Tonight’s menu features the Cantanzaro spice mix. Cantanzaro is a city in Italy. So there are a lot of herbs this Italian girl recognizes: marjoram, basil, thyme, rosemary and oregano. And garlic, lots of garlic. But the kicker is the lemon and lemon peel.
It’s all very fresh for late summer/early fall harvest and great for grilling. Then I’ve added a fresh take on how to use the last of those fresh tomatoes. And just because I’m feeling ambitious, I included Gelato recipes.
I processed the few grapes I got this year into juice that I then add to my morning shakes. My neighbor gave me a handful of passion fruit, as an exchange for all my plums her toddler loves to eat. So I also added those to my shake this morning.
Not exchange was not necessary, he can have all the plums he wants! He’s a pandemic baby, born just as we went into lockdown, so I have probably seen more of him than I normally would, as mom and dad walked around the neighborhood several times a day and my office faces the street. Socially distant chats were a welcome diversion.

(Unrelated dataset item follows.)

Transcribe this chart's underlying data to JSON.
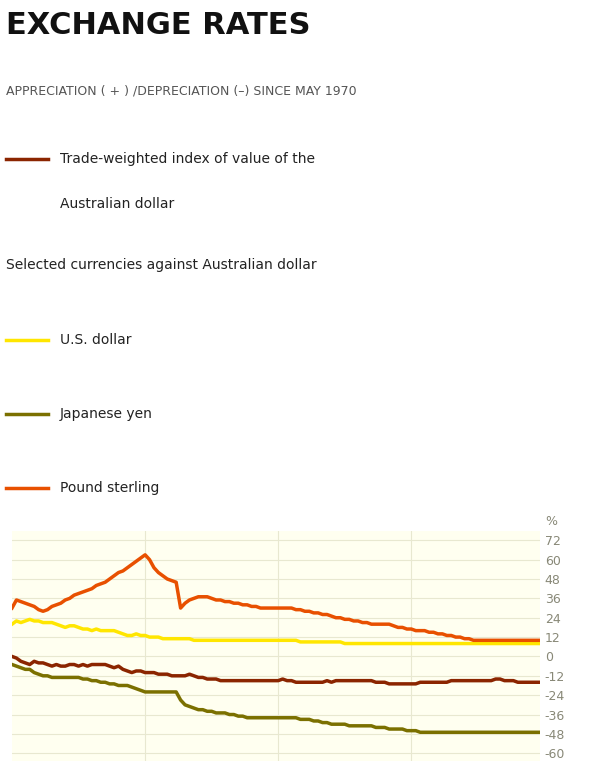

It’s been my pleasure to watch him grow and start walking and now starting to talk, enough to make his desire to pick plums from my tree clear. Still a nice distraction from work, as far as I’m concerned.
This morning’s smoothie:
Mixed Berry Smoothies
1 cup milk
1/2 cup plain yogurt
1/2 cup ea: blueberries and raspberries, frozen
4-6 whole strawberries, frozen
1/4 cup fresh grape juice
2 passion fruit (scooped from shell)
opt: 1 tbsp ground flax and 1 scoop whey powder
Add all ingredients to the blender and blend well. This makes 2 thick smoothies. For more of a milkshake consistency, add 6 ice cubes and blend well. I use frozen fruit, so I don’t add the ice cubes, but sometimes a bit of water to make a smooth consistency.
As best as I know, this is a basic sweet basil but it has yet to send out any flowers. I’ve clipped several stalks for kitchen use but not all of them. It should be full of flower stalks with bees abuzz.
The holy basil isn’t shy about flowering, nor is the Thai basil:
The orange peppers to the right are shishito peppers that all the in crowd foodies were gushing about a year or two ago. They are ordinarily used green but these are turning ripe. The peppers are supposed to be mostly sweet but every one I’ve tried so far has set my mouth afire. They are in the same category as the habaneros on the other bench – pretty to look at.
Pictured: Quick and Easy Pasta Salad, recipe here, along with several other summer salad recipes.
One of my favorites:
Chipotle Macaroni Salad
1 cup mayonnaise
2 chipotles in adobo sauce, chopped
1 tablespoon adobo sauce
1 tbsp limejuice
Mix together ingredients and set aside while macaroni cooks.
1 lb elbow macaroni
1/2 tsp garlic powder
1 stalk celery, minced
4 green onions, chopped
1 tbsp lemon juice
2 tbsp minced parsley
2 large tomatoes, chopped (or equivalent)
8 oz cubed sharp cheddar cheese
4 thick cut bacon strips, cooked and crumbled (optional)
1 cup chipotle mayonnaise
Salt and freshly ground black pepper
Bring water to a boil, add 1 tsp salt and macaroni. Cook until al dente (firm to tooth). Immediately drain and rinse with cold water to stop the cooking process. Do not drain well, allow macaroni to stay wet, remove to bowl. Immediately add garlic, celery, onion, parsley and lemon juice and let sit for 5 minutes. Stir in cheddar cheese, tomatoes, bacon and chipotle mayonnaise. Salt and pepper to taste. Allow to chill 15 – 30 minutes. Serves 8-10.